Forman's final international appearance came against Wales on 2 March 1903 in the only full international match played at Portsmouth's Fratton Park ground. The match ended in a 2–1 victory for England. In his international career, Forman played nine official matches and was never on the losing side, with seven victories and two draws.

In the league, Nottingham Forest were regularly finishing in mid-table, with Forman missing only a small number of matches each season. During Forman's eleven seasons with the club, Forest's best League finish was fourth place gained in 1900–01, a season during which he captained the side. They did, however, have some exciting runs in the FA Cup, reaching the semi-finals in 1900, when they were eventually beaten by Bury 3–2 after extra-time in a replay, and again in 1902, when they lost 3–1 to Southampton who thus gained a measure of revenge for the controversial result of the 1898 semi-final. Forman contributed four goals in the 1902 cup run, including two against Stoke in the third round.

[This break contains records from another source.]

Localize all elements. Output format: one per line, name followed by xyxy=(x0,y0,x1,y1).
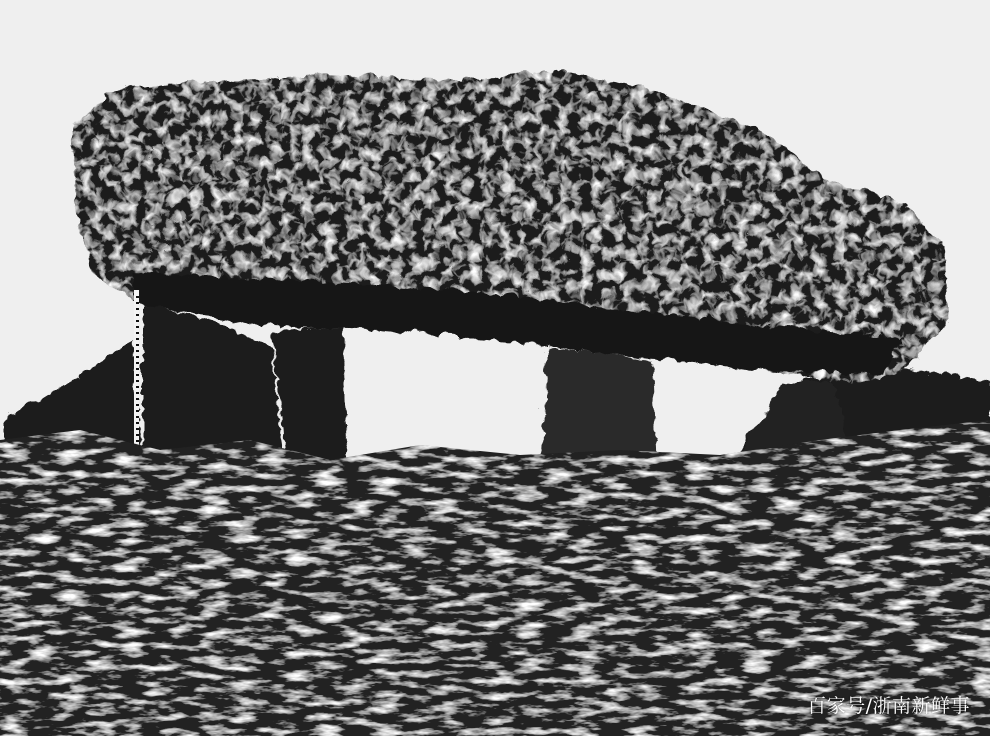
grass-foreground xyxy=(0,420,990,736)
photo-scene xyxy=(0,0,990,736)
watermark-text: 百家号/浙南新鲜事 xyxy=(807,691,970,718)
dolmen-photograph: 百家号/浙南新鲜事 xyxy=(0,0,990,736)
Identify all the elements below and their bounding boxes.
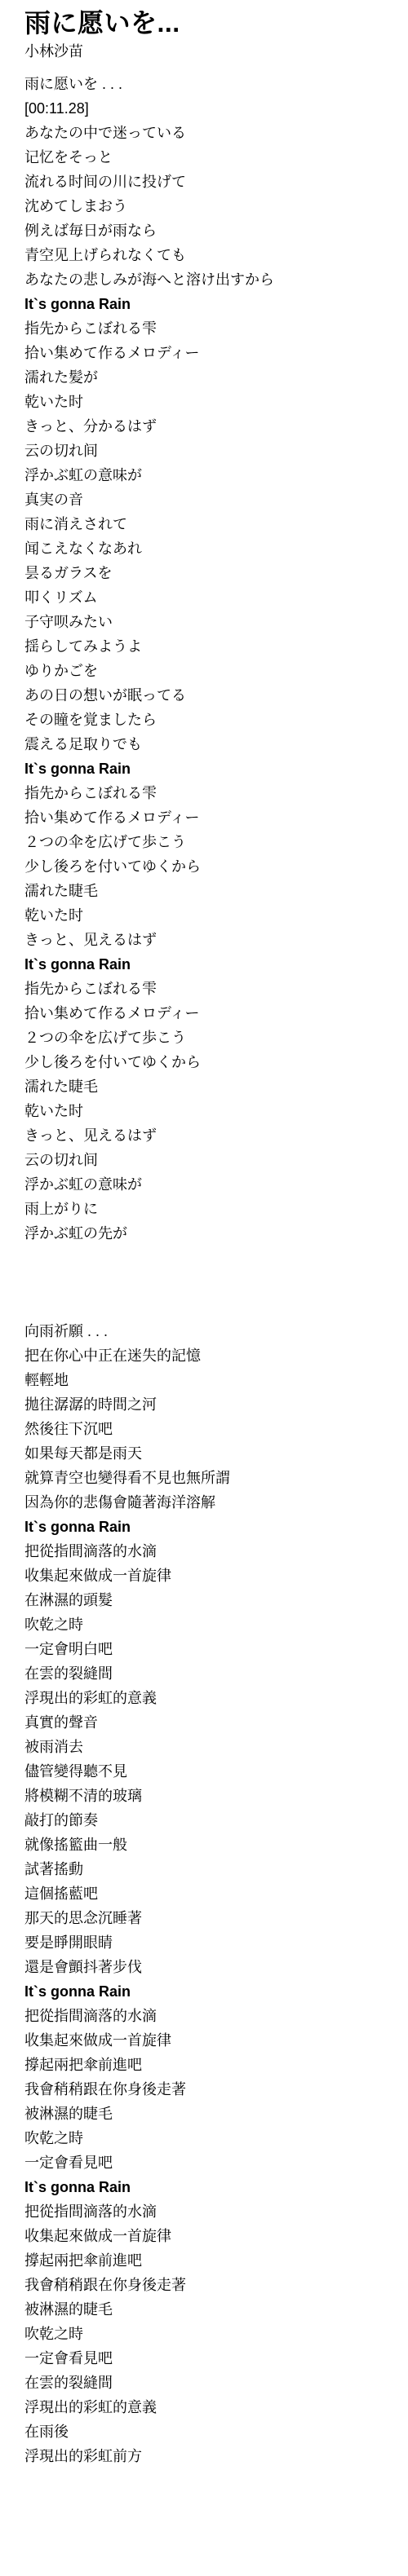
lyric-line: 少し後ろを付いてゆくから xyxy=(24,1050,392,1074)
lyric-line: 收集起來做成一首旋律 xyxy=(24,2224,392,2248)
lyric-line: 指先からこぼれる雫 xyxy=(24,316,392,341)
lyric-line: 拋往潺潺的時間之河 xyxy=(24,1392,392,1417)
lyric-line: 雨に消えされて xyxy=(24,512,392,536)
lyric-line: 浮かぶ虹の意味が xyxy=(24,1172,392,1197)
lyric-line: 少し後ろを付いてゆくから xyxy=(24,854,392,879)
lyric-line: 云の切れ间 xyxy=(24,1148,392,1172)
lyric-line: 儘管變得聽不見 xyxy=(24,1759,392,1784)
lyric-line: 因為你的悲傷會隨著海洋溶解 xyxy=(24,1490,392,1515)
lyric-line: 那天的思念沉睡著 xyxy=(24,1906,392,1930)
lyric-line: It`s gonna Rain xyxy=(24,292,392,316)
lyric-line: 浮現出的彩虹的意義 xyxy=(24,1686,392,1710)
lyric-line: 云の切れ间 xyxy=(24,439,392,463)
lyric-line: きっと、见えるはず xyxy=(24,1123,392,1148)
lyric-line: 如果每天都是雨天 xyxy=(24,1441,392,1466)
lyric-line: 把從指間滴落的水滴 xyxy=(24,2199,392,2224)
lyric-line: 試著搖動 xyxy=(24,1857,392,1881)
lyric-line: 真実の音 xyxy=(24,487,392,512)
lyric-line: 记忆をそっと xyxy=(24,145,392,170)
lyric-line: 昙るガラスを xyxy=(24,561,392,585)
lyric-line: 浮現出的彩虹前方 xyxy=(24,2444,392,2468)
lyric-line: 浮かぶ虹の先が xyxy=(24,1221,392,1246)
lyric-line: 撐起兩把傘前進吧 xyxy=(24,2248,392,2273)
lyric-line: 震える足取りでも xyxy=(24,732,392,756)
lyric-line: 指先からこぼれる雫 xyxy=(24,781,392,805)
lyric-line: 吹乾之時 xyxy=(24,1612,392,1637)
song-title: 雨に愿いを... xyxy=(24,7,392,39)
japanese-lyrics-block: 雨に愿いを . . .[00:11.28]あなたの中で迷っている记忆をそっと流れ… xyxy=(24,72,392,1246)
lyric-line: 吹乾之時 xyxy=(24,2322,392,2346)
lyric-line: 撐起兩把傘前進吧 xyxy=(24,2053,392,2077)
lyric-line: 青空见上げられなくても xyxy=(24,243,392,267)
lyric-line: 子守呗みたい xyxy=(24,610,392,634)
lyric-line: 叩くリズム xyxy=(24,585,392,610)
lyric-line: ２つの伞を広げて歩こう xyxy=(24,830,392,854)
lyric-line: 吹乾之時 xyxy=(24,2126,392,2150)
lyric-line: 收集起來做成一首旋律 xyxy=(24,1564,392,1588)
lyric-line: 浮現出的彩虹的意義 xyxy=(24,2395,392,2419)
lyric-line: 我會稍稍跟在你身後走著 xyxy=(24,2273,392,2297)
lyric-line: 要是睜開眼睛 xyxy=(24,1930,392,1955)
lyric-line: あなたの悲しみが海へと溶け出すから xyxy=(24,267,392,292)
lyric-line: 乾いた时 xyxy=(24,390,392,414)
lyric-line: 將模糊不清的玻璃 xyxy=(24,1784,392,1808)
lyric-line: 一定會看見吧 xyxy=(24,2150,392,2175)
lyric-line: 在雲的裂縫間 xyxy=(24,2371,392,2395)
lyric-line: 例えば毎日が雨なら xyxy=(24,218,392,243)
lyric-line: 真實的聲音 xyxy=(24,1710,392,1735)
artist-name: 小林沙苗 xyxy=(24,39,392,64)
lyric-line: 把從指間滴落的水滴 xyxy=(24,1539,392,1564)
lyric-line: 沈めてしまおう xyxy=(24,194,392,218)
lyric-line: 雨に愿いを . . . xyxy=(24,72,392,96)
lyric-line: It`s gonna Rain xyxy=(24,2175,392,2199)
lyric-line: 闻こえなくなあれ xyxy=(24,536,392,561)
lyric-line: 被淋濕的睫毛 xyxy=(24,2102,392,2126)
lyric-line: 把在你心中正在迷失的記憶 xyxy=(24,1343,392,1368)
lyric-line: 在雲的裂縫間 xyxy=(24,1661,392,1686)
lyric-line: あの日の想いが眠ってる xyxy=(24,683,392,708)
lyric-line: ゆりかごを xyxy=(24,659,392,683)
lyric-line: 敲打的節奏 xyxy=(24,1808,392,1833)
lyric-line: 被雨消去 xyxy=(24,1735,392,1759)
lyric-line: It`s gonna Rain xyxy=(24,1979,392,2004)
lyric-line: 一定會明白吧 xyxy=(24,1637,392,1661)
lyric-line: きっと、见えるはず xyxy=(24,928,392,952)
lyric-line: 拾い集めて作るメロディー xyxy=(24,341,392,365)
lyric-line: 輕輕地 xyxy=(24,1368,392,1392)
lyric-line: 收集起來做成一首旋律 xyxy=(24,2028,392,2053)
lyric-line: 就算青空也變得看不見也無所謂 xyxy=(24,1466,392,1490)
lyric-line: It`s gonna Rain xyxy=(24,756,392,781)
lyric-line: 在淋濕的頭髮 xyxy=(24,1588,392,1612)
lyric-line: 浮かぶ虹の意味が xyxy=(24,463,392,487)
lyric-line: 濡れた髪が xyxy=(24,365,392,390)
lyric-line: その瞳を覚ましたら xyxy=(24,708,392,732)
lyric-line: [00:11.28] xyxy=(24,96,392,121)
lyric-line: 然後往下沉吧 xyxy=(24,1417,392,1441)
lyric-line: 乾いた时 xyxy=(24,903,392,928)
lyric-line: 乾いた时 xyxy=(24,1099,392,1123)
lyric-line: 就像搖籃曲一般 xyxy=(24,1833,392,1857)
lyric-line: 還是會顫抖著步伐 xyxy=(24,1955,392,1979)
lyric-line: 把從指間滴落的水滴 xyxy=(24,2004,392,2028)
chinese-translation-block: 向雨祈願 . . .把在你心中正在迷失的記憶輕輕地拋往潺潺的時間之河然後往下沉吧… xyxy=(24,1319,392,2468)
lyric-line: 拾い集めて作るメロディー xyxy=(24,1001,392,1026)
lyric-line: きっと、分かるはず xyxy=(24,414,392,439)
lyrics-page: 雨に愿いを... 小林沙苗 雨に愿いを . . .[00:11.28]あなたの中… xyxy=(0,0,408,2576)
lyric-line: ２つの伞を広げて歩こう xyxy=(24,1026,392,1050)
lyric-line: 指先からこぼれる雫 xyxy=(24,977,392,1001)
lyric-line: It`s gonna Rain xyxy=(24,952,392,977)
lyric-line: 揺らしてみようよ xyxy=(24,634,392,659)
lyric-line: 濡れた睫毛 xyxy=(24,1074,392,1099)
lyric-line: 這個搖藍吧 xyxy=(24,1881,392,1906)
lyric-line: 我會稍稍跟在你身後走著 xyxy=(24,2077,392,2102)
lyric-line: 一定會看見吧 xyxy=(24,2346,392,2371)
lyric-line: 拾い集めて作るメロディー xyxy=(24,805,392,830)
lyric-line: 被淋濕的睫毛 xyxy=(24,2297,392,2322)
lyric-line: 向雨祈願 . . . xyxy=(24,1319,392,1343)
lyric-line: 流れる时间の川に投げて xyxy=(24,170,392,194)
lyric-line: 雨上がりに xyxy=(24,1197,392,1221)
lyric-line: あなたの中で迷っている xyxy=(24,121,392,145)
lyric-line: It`s gonna Rain xyxy=(24,1515,392,1539)
lyric-line: 在雨後 xyxy=(24,2419,392,2444)
lyric-line: 濡れた睫毛 xyxy=(24,879,392,903)
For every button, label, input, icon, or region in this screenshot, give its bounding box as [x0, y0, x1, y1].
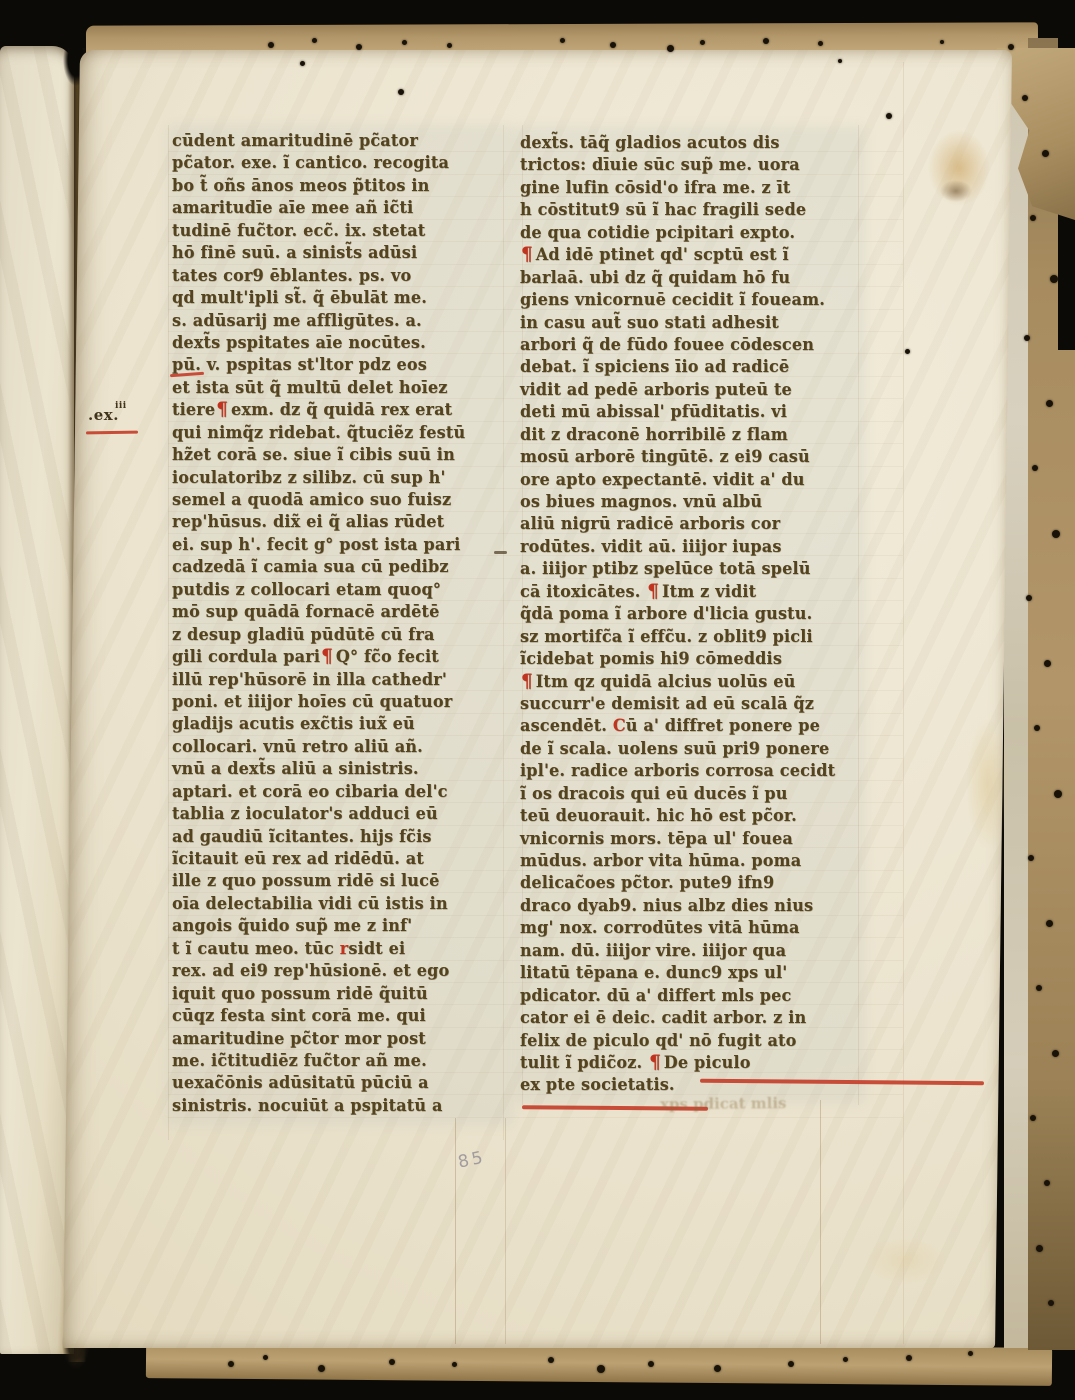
worm-hole	[818, 41, 823, 46]
manuscript-text-line: deti mū abissal' pfūditatis. vi	[520, 401, 868, 424]
facing-page-edge	[0, 46, 74, 1354]
manuscript-text-line: t ĩ cautu meo. tūc rsidt ei	[172, 937, 514, 960]
manuscript-text-line: cūqz festa sint corā me. qui	[172, 1005, 514, 1028]
vertical-ruling	[820, 1100, 821, 1344]
pilcrow-rubric: ¶	[215, 399, 231, 421]
red-rubric-letter: C	[613, 716, 626, 736]
worm-hole	[1046, 920, 1053, 927]
manuscript-text-line: rep'hūsus. dix̃ ei q̃ alias rūdet	[172, 511, 514, 534]
manuscript-text-line: a. iiijor ptibz spelūce totā spelū	[520, 558, 868, 581]
worm-hole	[905, 349, 910, 354]
worm-hole	[838, 59, 842, 63]
worm-hole	[648, 1361, 654, 1367]
worm-hole	[268, 42, 274, 48]
red-rubric-letter: r	[340, 938, 349, 958]
stain	[966, 718, 1010, 850]
manuscript-text-line: dit z draconē horribilē z flam	[520, 423, 868, 446]
manuscript-text-line: tablia z ioculator's adduci eū	[172, 803, 514, 826]
manuscript-text-line: aliū nigrū radicē arboris cor	[520, 513, 868, 536]
manuscript-text-line: cator ei ē deic. cadit arbor. z in	[520, 1007, 868, 1030]
manuscript-text-line: ille z quo possum ridē si lucē	[172, 870, 514, 893]
manuscript-text-line: hō finē suū. a sinist̃s adūsi	[172, 242, 514, 265]
pilcrow-rubric: ¶	[520, 244, 536, 266]
worm-hole	[447, 43, 452, 48]
worm-hole	[1028, 855, 1034, 861]
manuscript-text-line: os biues magnos. vnū albū	[520, 491, 868, 514]
manuscript-text-line: debat. ĩ spiciens īio ad radicē	[520, 356, 868, 379]
manuscript-text-line: tates cor9 ēblantes. ps. vo	[172, 264, 514, 287]
manuscript-text-line: q̃dā poma ĩ arbore d'licia gustu.	[520, 603, 868, 626]
manuscript-text-line: mō sup quādā fornacē ardētē	[172, 601, 514, 624]
worm-hole	[886, 113, 892, 119]
worm-hole	[1046, 400, 1053, 407]
manuscript-text-line: ei. sup h'. fecit g° post ista pari	[172, 534, 514, 557]
worm-hole	[1042, 150, 1049, 157]
manuscript-text-line: qui nimq̃z ridebat. q̃tuciẽz festū	[172, 421, 514, 444]
vertical-ruling	[505, 1118, 506, 1344]
manuscript-text-line: bo t̃ oñs ānos meos p̃titos in	[172, 175, 514, 198]
worm-hole	[1044, 660, 1051, 667]
manuscript-text-line: uexac̃ōnis adūsitatū pūciū a	[172, 1072, 514, 1095]
worm-hole	[1048, 1300, 1054, 1306]
manuscript-text-line: draco dyab9. nius albz dies nius	[520, 895, 868, 918]
worm-hole	[300, 61, 305, 66]
manuscript-text-line: in casu aut̃ suo stati adhesit	[520, 311, 868, 334]
worm-hole	[452, 1362, 457, 1367]
vertical-ruling	[455, 1118, 456, 1344]
manuscript-text-line: ioculatoribz z silibz. cū sup h'	[172, 466, 514, 489]
worm-hole	[843, 1357, 848, 1362]
worm-hole	[1054, 790, 1062, 798]
manuscript-text-line: cūdent amaritudinē pc̃ator	[172, 130, 514, 153]
manuscript-text-line: de qua cotidie pcipitari expto.	[520, 221, 868, 244]
manuscript-text-line: teū deuorauit. hic hō est pc̃or.	[520, 805, 868, 828]
manuscript-text-line: mūdus. arbor vita hūma. poma	[520, 850, 868, 873]
manuscript-text-line: vnicornis mors. tēpa ul' fouea	[520, 827, 868, 850]
manuscript-text-line: sz mortifc̃a ĩ effc̃u. z oblit9 picli	[520, 625, 868, 648]
worm-hole	[700, 40, 705, 45]
worm-hole	[906, 1355, 912, 1361]
worm-hole	[1022, 95, 1028, 101]
manuscript-text-line: h cōstitut9 sū ĩ hac fragili sede	[520, 199, 868, 222]
manuscript-text-line: vidit ad pedē arboris puteū te	[520, 378, 868, 401]
manuscript-text-line: gladijs acutis exc̃tis iux̃ eū	[172, 713, 514, 736]
worm-hole	[788, 1361, 794, 1367]
manuscript-text-line: delicac̃oes pc̃tor. pute9 ifn9	[520, 872, 868, 895]
manuscript-text-line: amaritudine pc̃tor mor post	[172, 1027, 514, 1050]
margin-note-superscript: iii	[115, 401, 127, 411]
manuscript-text-line: ipl'e. radice arboris corrosa cecidt	[520, 760, 868, 783]
manuscript-text-line: illū rep'hūsorē in illa cathedr'	[172, 668, 514, 691]
vertical-ruling	[168, 125, 169, 1140]
worm-hole	[1036, 1245, 1043, 1252]
worm-hole	[763, 38, 769, 44]
worm-hole	[1052, 1050, 1059, 1057]
worm-hole	[1008, 44, 1014, 50]
manuscript-text-line: arbori q̃ de fūdo fouee cōdescen	[520, 334, 868, 357]
worm-hole	[398, 89, 404, 95]
worm-hole	[610, 42, 616, 48]
manuscript-text-line: aptari. et corā eo cibaria del'c	[172, 780, 514, 803]
manuscript-text-line: tudinē fuc̃tor. ecc̃. ix. stetat	[172, 219, 514, 242]
worm-hole	[402, 40, 407, 45]
manuscript-text-line: gine lufin cōsid'o ifra me. z īt	[520, 177, 868, 200]
worm-hole	[597, 1365, 605, 1373]
manuscript-text-line: poni. et iiijor hoīes cū quatuor	[172, 691, 514, 714]
worm-hole	[1044, 1180, 1050, 1186]
worm-hole	[228, 1361, 234, 1367]
manuscript-text-line: tulit ĩ pdic̃oz. ¶De piculo	[520, 1052, 868, 1075]
manuscript-text-line: putdis z collocari etam quoq°	[172, 578, 514, 601]
vertical-ruling	[903, 62, 904, 1344]
manuscript-text-line: ¶Itm qz quidā alcius uolūs eū	[520, 670, 868, 693]
worm-hole	[318, 1365, 325, 1372]
text-column-left: cūdent amaritudinē pc̃atorpc̃ator. exe. …	[172, 130, 514, 1117]
manuscript-text-line: collocari. vnū retro aliū añ.	[172, 735, 514, 758]
manuscript-text-line: ĩcidebat pomis hi9 cōmeddis	[520, 648, 868, 671]
manuscript-text-line: pū. v. pspitas st'ltor pdz eos	[172, 354, 514, 377]
manuscript-text-line: vnū a dext̃s aliū a sinistris.	[172, 758, 514, 781]
worm-hole	[389, 1359, 395, 1365]
manuscript-text-line: rex. ad ei9 rep'hūsionē. et ego	[172, 960, 514, 983]
manuscript-text-line: ĩ os dracois qui eū ducēs ĩ pu	[520, 782, 868, 805]
manuscript-text-line: ĩcitauit eū rex ad ridēdū. at	[172, 848, 514, 871]
manuscript-text-line: ¶Ad idē ptinet qd' scptū est ĩ	[520, 244, 868, 267]
manuscript-text-line: et ista sūt q̃ multū delet hoīez	[172, 376, 514, 399]
manuscript-text-line: semel a quodā amico suo fuisz	[172, 489, 514, 512]
manuscript-text-line: dext̃s. tāq̃ gladios acutos dis	[520, 132, 868, 155]
worm-hole	[940, 40, 944, 44]
manuscript-text-line: qd mult'ipli st̃. q̃ ēbulāt me.	[172, 287, 514, 310]
manuscript-text-line: mosū arborē tingūtē. z ei9 casū	[520, 446, 868, 469]
manuscript-text-line: cā itoxicātes. ¶Itm z vidit	[520, 580, 868, 603]
manuscript-text-line: oīa delectabilia vidi cū istis in	[172, 893, 514, 916]
manuscript-text-line: cadzedā ĩ camia sua cū pedibz	[172, 556, 514, 579]
worm-hole	[263, 1355, 268, 1360]
worm-hole	[1024, 335, 1030, 341]
worm-hole	[1032, 465, 1038, 471]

His career at Forest continued until January 1906, with his final appearance coming in the FA Cup. He played a total of 256 matches for Nottingham Forest, scoring 28 goals in all competitions.

==Later career==
After retiring from football, he went into business as a building contractor with his nephew Harry Linacre, who had joined Forest in 1899 as a goalkeeper and played twice for England in 1905.

He joined Forest's committee in 1903 until his death in 1961. He lived in West Bridgford, close to the City Ground, for the greater part of his life, and died there aged 86 on 4 December 1961.